Id. , ¶40 (citation omitted). Whether a new factor exists is a question of law that we review de novo. Id. , ¶33.
¶50 Reed argues that his "full cooperation" in the State's prosecution of Evert is a new factor. In particular, Reed contends that the circuit court did not know at the time of sentencing that he would reject Evert's request that Reed not testify in Evert's criminal case involving conspiracy to commit first-degree intentional homicide. Reed's argument is misplaced.
¶51 Reed's cooperation with law enforcement and his anticipated assistance were well known at the time of sentencing. The State informed the circuit court at both the plea and sentencing hearings that Reed agreed to cooperate with law enforcement as part of his plea agreement. At the sentencing hearing, the State specifically stated that Reed "did meet with law enforcement.
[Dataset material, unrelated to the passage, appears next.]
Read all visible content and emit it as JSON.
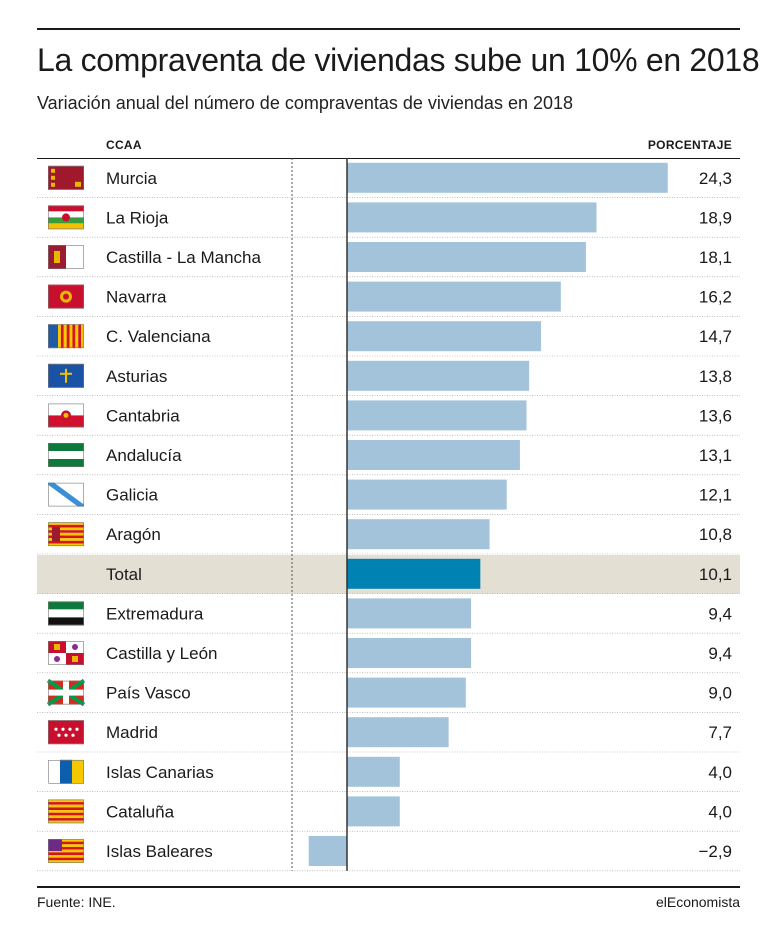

He did cooperate, and he's agreed to give testimony against the others as part of this agreement here." The court subsequently acknowledged Reed's cooperation during its sentencing remarks.
¶52 Although the circuit court may not have specifically known at sentencing that Reed would reject Evert's request not to testify, the court undoubtedly knew that Reed would be likely providing some form of assistance to law enforcement in the future. Moreover, the fact that Reed might face pressure not to testify and that Reed would resist that pressure could be reasonably expected, especially given the gravity of Evert's offense and Reed's obligation under the plea agreement to testify. Thus, Reed's assistance was neither unknown nor "highly relevant" to the imposition of his sentence because the court considered Reed's cooperation and factored it into Reed's sentence accordingly. See id. , ¶40. For those reasons, Reed has failed to establish the existence of a new factor.
By the Court. —Judgment and orders affirmed.
This opinion will not be published. See WIS. STAT. RULE 809.23(1)(b)5.